Он порывался ринуться монаху на помощь, но князь не трогался
с места, и Савка придержал коня.
На крыльцо Кузьмовой избы между тем вывалилась толстомясая старостиха,
далеко за пределами деревни известная своей лютостью и глупостью, волоча за
собою простоволосую рыжую девку в одной посконной рубахе, босую. Зареванная
девица норовила прикрыться, однако ж озверевшая мамаша выламывала ей руки и
пихала с высокого крыльца в ноги отцу, который не переставал охаживать
чернорясника.
– Нюрка Кузьмина, – пояснил Савка, с видимым удовольствием
разглядывая пышную грудь, так и вываливавшуюся из разорванной чуть ли не до
пояса рубахи. – Ишь, как налилась, раздобрела! Не по-девичьи! Как думаешь,
правду говорят ай нет, будто она давно распечатана и погуливает с тем, кто
щедро одарит? Неужто сей долгогривый с ней оскоромился? Никак это отец Вавила?
Хорош кус отъел, губа не дура! – Он попытался по-свойски подпихнуть молчаливого
собеседника в бок, но вспомнил, что рядом – князь, ужаснулся, стушевался и дико
покраснел.
Тем временем старостиха добилась своего, и Нюр-ка,
оскользнувшись на ступеньках, съехала-таки с крыльца прямо под валенки Кузьмы,
да столь неловко, что завалилась на спину, и ее прельстительная грудь открылась
всякому нескромному взору.
Увидав оголенную дочь, услужливо выставленную на позор, от
коего он ее намеревался избавить, Кузьма напрочь озверел. Ведь дело-то было в
том, что он твердо вознамерился положить конец злобным смотням
[33], опозорив
обидчика дочери, который воровски явился к ней, воспользовавшись отсутствием
родителей, навещавших заболевшего брата Кузьмы. А дура-баба придала делу совсем
иной оборот, открыв истину, о коей никому не следовало догадаться. Кузьме,
конечно, было невдомек, что о прозрачных тайнах Нюркиного любвеобильного сердца
осведомлен в деревне каждый-всякий, однако что в тайне таится, то людьми не
судится: внешние приличия и в курных избах блюдутся, не только во дворцах!
Узрев растелешенную дочку, староста взвыл и, сунув руку под
крыльцо, выволок оттуда немалую важину.
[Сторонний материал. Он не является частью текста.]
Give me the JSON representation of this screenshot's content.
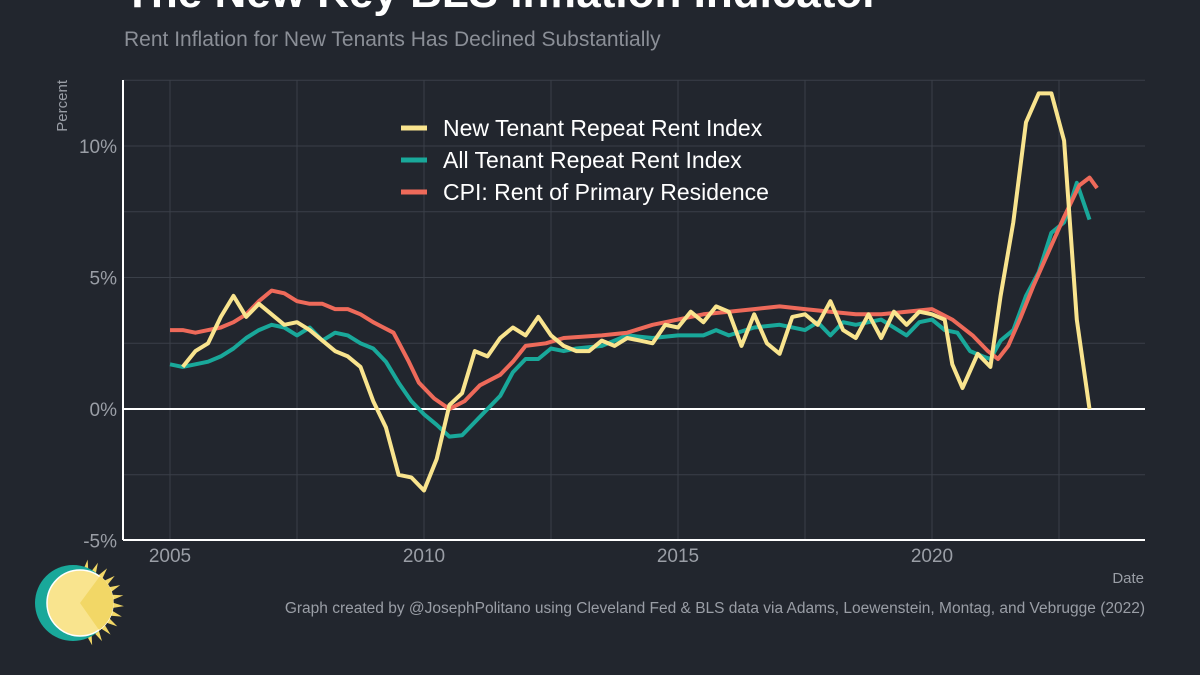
{
  "title": "The New Key BLS Inflation Indicator",
  "subtitle": "Rent Inflation for New Tenants Has Declined Substantially",
  "credit": "Graph created by @JosephPolitano using Cleveland Fed & BLS data via Adams, Loewenstein, Montag, and Vebrugge (2022)",
  "chart_data": {
    "type": "line",
    "title": "The New Key BLS Inflation Indicator",
    "subtitle": "Rent Inflation for New Tenants Has Declined Substantially",
    "xlabel": "Date",
    "ylabel": "Percent",
    "xlim": [
      2004.1,
      2023.9
    ],
    "ylim": [
      -5,
      12.5
    ],
    "xticks": [
      2005,
      2010,
      2015,
      2020
    ],
    "xtick_labels": [
      "2005",
      "2010",
      "2015",
      "2020"
    ],
    "yticks": [
      -5,
      0,
      5,
      10
    ],
    "ytick_labels": [
      "-5%",
      "0%",
      "5%",
      "10%"
    ],
    "grid": true,
    "legend_position": "top-center",
    "series": [
      {
        "name": "New Tenant Repeat Rent Index",
        "color": "#f9e48e",
        "points": [
          [
            2005.25,
            1.6
          ],
          [
            2005.5,
            2.2
          ],
          [
            2005.75,
            2.5
          ],
          [
            2006.0,
            3.5
          ],
          [
            2006.25,
            4.3
          ],
          [
            2006.5,
            3.5
          ],
          [
            2006.75,
            4.0
          ],
          [
            2007.0,
            3.6
          ],
          [
            2007.25,
            3.2
          ],
          [
            2007.5,
            3.3
          ],
          [
            2007.75,
            3.0
          ],
          [
            2008.0,
            2.6
          ],
          [
            2008.25,
            2.2
          ],
          [
            2008.5,
            2.0
          ],
          [
            2008.75,
            1.6
          ],
          [
            2009.0,
            0.3
          ],
          [
            2009.25,
            -0.7
          ],
          [
            2009.5,
            -2.5
          ],
          [
            2009.75,
            -2.6
          ],
          [
            2010.0,
            -3.1
          ],
          [
            2010.25,
            -1.9
          ],
          [
            2010.5,
            0.15
          ],
          [
            2010.75,
            0.6
          ],
          [
            2011.0,
            2.2
          ],
          [
            2011.25,
            2.0
          ],
          [
            2011.5,
            2.7
          ],
          [
            2011.75,
            3.1
          ],
          [
            2012.0,
            2.8
          ],
          [
            2012.25,
            3.5
          ],
          [
            2012.5,
            2.8
          ],
          [
            2012.75,
            2.4
          ],
          [
            2013.0,
            2.2
          ],
          [
            2013.25,
            2.2
          ],
          [
            2013.5,
            2.6
          ],
          [
            2013.75,
            2.4
          ],
          [
            2014.0,
            2.7
          ],
          [
            2014.25,
            2.6
          ],
          [
            2014.5,
            2.5
          ],
          [
            2014.75,
            3.2
          ],
          [
            2015.0,
            3.1
          ],
          [
            2015.25,
            3.7
          ],
          [
            2015.5,
            3.3
          ],
          [
            2015.75,
            3.9
          ],
          [
            2016.0,
            3.7
          ],
          [
            2016.25,
            2.4
          ],
          [
            2016.5,
            3.6
          ],
          [
            2016.75,
            2.5
          ],
          [
            2017.0,
            2.1
          ],
          [
            2017.25,
            3.5
          ],
          [
            2017.5,
            3.6
          ],
          [
            2017.75,
            3.2
          ],
          [
            2018.0,
            4.1
          ],
          [
            2018.25,
            3.0
          ],
          [
            2018.5,
            2.7
          ],
          [
            2018.75,
            3.6
          ],
          [
            2019.0,
            2.7
          ],
          [
            2019.25,
            3.7
          ],
          [
            2019.5,
            3.2
          ],
          [
            2019.75,
            3.7
          ],
          [
            2020.0,
            3.6
          ],
          [
            2020.25,
            3.4
          ],
          [
            2020.4,
            1.7
          ],
          [
            2020.6,
            0.8
          ],
          [
            2020.9,
            2.1
          ],
          [
            2021.15,
            1.6
          ],
          [
            2021.35,
            4.3
          ],
          [
            2021.6,
            7.1
          ],
          [
            2021.85,
            10.9
          ],
          [
            2022.1,
            12.0
          ],
          [
            2022.35,
            12.0
          ],
          [
            2022.6,
            10.2
          ],
          [
            2022.85,
            3.4
          ],
          [
            2023.1,
            0.0
          ]
        ]
      },
      {
        "name": "All Tenant Repeat Rent Index",
        "color": "#19a89a",
        "points": [
          [
            2005.0,
            1.7
          ],
          [
            2005.25,
            1.6
          ],
          [
            2005.5,
            1.7
          ],
          [
            2005.75,
            1.8
          ],
          [
            2006.0,
            2.0
          ],
          [
            2006.25,
            2.3
          ],
          [
            2006.5,
            2.7
          ],
          [
            2006.75,
            3.0
          ],
          [
            2007.0,
            3.2
          ],
          [
            2007.25,
            3.1
          ],
          [
            2007.5,
            2.8
          ],
          [
            2007.75,
            3.1
          ],
          [
            2008.0,
            2.6
          ],
          [
            2008.25,
            2.9
          ],
          [
            2008.5,
            2.8
          ],
          [
            2008.75,
            2.5
          ],
          [
            2009.0,
            2.3
          ],
          [
            2009.25,
            1.8
          ],
          [
            2009.5,
            1.0
          ],
          [
            2009.75,
            0.3
          ],
          [
            2010.0,
            -0.2
          ],
          [
            2010.25,
            -0.6
          ],
          [
            2010.5,
            -1.05
          ],
          [
            2010.75,
            -1.0
          ],
          [
            2011.0,
            -0.5
          ],
          [
            2011.25,
            0.0
          ],
          [
            2011.5,
            0.5
          ],
          [
            2011.75,
            1.4
          ],
          [
            2012.0,
            1.9
          ],
          [
            2012.25,
            1.9
          ],
          [
            2012.5,
            2.3
          ],
          [
            2012.75,
            2.2
          ],
          [
            2013.0,
            2.3
          ],
          [
            2013.5,
            2.4
          ],
          [
            2014.0,
            2.8
          ],
          [
            2014.5,
            2.7
          ],
          [
            2015.0,
            2.8
          ],
          [
            2015.5,
            2.8
          ],
          [
            2015.75,
            3.0
          ],
          [
            2016.0,
            2.8
          ],
          [
            2016.5,
            3.1
          ],
          [
            2017.0,
            3.2
          ],
          [
            2017.5,
            3.0
          ],
          [
            2017.75,
            3.3
          ],
          [
            2018.0,
            2.8
          ],
          [
            2018.25,
            3.3
          ],
          [
            2018.5,
            3.2
          ],
          [
            2019.0,
            3.4
          ],
          [
            2019.5,
            2.8
          ],
          [
            2019.75,
            3.3
          ],
          [
            2020.0,
            3.4
          ],
          [
            2020.25,
            3.0
          ],
          [
            2020.5,
            2.9
          ],
          [
            2020.75,
            2.2
          ],
          [
            2021.0,
            2.0
          ],
          [
            2021.15,
            1.9
          ],
          [
            2021.35,
            2.6
          ],
          [
            2021.6,
            3.0
          ],
          [
            2021.85,
            4.3
          ],
          [
            2022.1,
            5.2
          ],
          [
            2022.35,
            6.7
          ],
          [
            2022.6,
            7.1
          ],
          [
            2022.85,
            8.6
          ],
          [
            2023.1,
            7.2
          ]
        ]
      },
      {
        "name": "CPI: Rent of Primary Residence",
        "color": "#ee6a5a",
        "points": [
          [
            2005.0,
            3.0
          ],
          [
            2005.25,
            3.0
          ],
          [
            2005.5,
            2.9
          ],
          [
            2005.75,
            3.0
          ],
          [
            2006.0,
            3.1
          ],
          [
            2006.25,
            3.3
          ],
          [
            2006.5,
            3.6
          ],
          [
            2006.75,
            4.1
          ],
          [
            2007.0,
            4.5
          ],
          [
            2007.25,
            4.4
          ],
          [
            2007.5,
            4.1
          ],
          [
            2007.75,
            4.0
          ],
          [
            2008.0,
            4.0
          ],
          [
            2008.25,
            3.8
          ],
          [
            2008.5,
            3.8
          ],
          [
            2008.75,
            3.6
          ],
          [
            2009.0,
            3.3
          ],
          [
            2009.4,
            2.9
          ],
          [
            2009.7,
            1.8
          ],
          [
            2009.9,
            1.0
          ],
          [
            2010.2,
            0.4
          ],
          [
            2010.5,
            0.0
          ],
          [
            2010.8,
            0.3
          ],
          [
            2011.1,
            0.9
          ],
          [
            2011.5,
            1.3
          ],
          [
            2011.75,
            1.8
          ],
          [
            2012.0,
            2.4
          ],
          [
            2012.4,
            2.5
          ],
          [
            2012.75,
            2.7
          ],
          [
            2013.5,
            2.8
          ],
          [
            2014.0,
            2.9
          ],
          [
            2014.5,
            3.2
          ],
          [
            2015.0,
            3.4
          ],
          [
            2015.5,
            3.6
          ],
          [
            2016.0,
            3.7
          ],
          [
            2016.5,
            3.8
          ],
          [
            2017.0,
            3.9
          ],
          [
            2017.5,
            3.8
          ],
          [
            2018.0,
            3.7
          ],
          [
            2018.5,
            3.6
          ],
          [
            2019.0,
            3.6
          ],
          [
            2019.5,
            3.7
          ],
          [
            2020.0,
            3.8
          ],
          [
            2020.4,
            3.4
          ],
          [
            2020.8,
            2.8
          ],
          [
            2021.1,
            2.2
          ],
          [
            2021.3,
            1.9
          ],
          [
            2021.5,
            2.4
          ],
          [
            2021.75,
            3.5
          ],
          [
            2022.0,
            4.7
          ],
          [
            2022.3,
            6.0
          ],
          [
            2022.6,
            7.3
          ],
          [
            2022.9,
            8.5
          ],
          [
            2023.1,
            8.8
          ],
          [
            2023.25,
            8.4
          ]
        ]
      }
    ]
  },
  "logo": {
    "name": "sun-logo",
    "colors": [
      "#f9e48e",
      "#f2d766",
      "#19a89a"
    ]
  }
}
Замахнулся ею – только ветер окрест
пошел, Кузьму даже слегка занесло от размаха! Старостиха вмиг преисполнилась
материнской любви и, решив, что Кузьма намерен убить дочь, навалилась на Нюрку,
прикрывая ее своим телом. Поверженный блудодей, чуя неминучую погибель, вскочил
на четвереньки, пытаясь бежать, но было уж поздно, и он только прикрыл без
толку голову руками, ибо удар такой вагою, какую изготовил Кузьма, мог расколоть,
как орех, и дубовую бочку, не то что человечью голову. Вага уже со свистом шла
к своему обидчику, но вдруг как бы из дальнего далека долетел до сознания
Кузьмы спокойный голос:
– А нельзя ли полегче, приятель?
Староста сосредоточил взор своих налитых кровью глаз и
увидел чуть ли не перед собою всадника, спокойно и даже усмехаясь
поглядывающего на него с высоты.
– Поди, вражья сила! – прохрипел Кузьма, но тут до него
вдруг дошло, что всадник сей – не кто иной, как барин-князь Долгоруков, его
господин, неведомо как очутившийся прямо на пути неудержимого размаха. Еще миг
– и он будет сшиблен с седла, переломан надвое! В одно мгновение ока Кузьма
увидел себя вздернутым на дыбу, повешенным, колесованным и четвертованным враз
и, не в силах остановить движение ваги, просто-напросто разжал руки – и рухнул
наземь. Вага пошла полукругом в сторону, упала, пролетела по земле с такой
стремительностью, что любопытствующая тол-па подалась назад, – и замерла, чуть
подрагивая, словно ей передалась неутоленная ярость хозяина.
– Сдурел? – негромко спросил князь Федор, и Савка по его
знаку соскочил с коня и помог Кузьме подняться. – Сам знаешь: дочь – чужое
сокровище, глядит не в дом, а из дому, так стоит ли из-за нее смертоубийство
совершать и самому на плаху идти?
Кровавая муть не ушла еще из глаз старосты, но первое
человеческое чувство уже проглянуло в них, и это было изумление: в голосе
ненавистного князя звучало искреннее участие!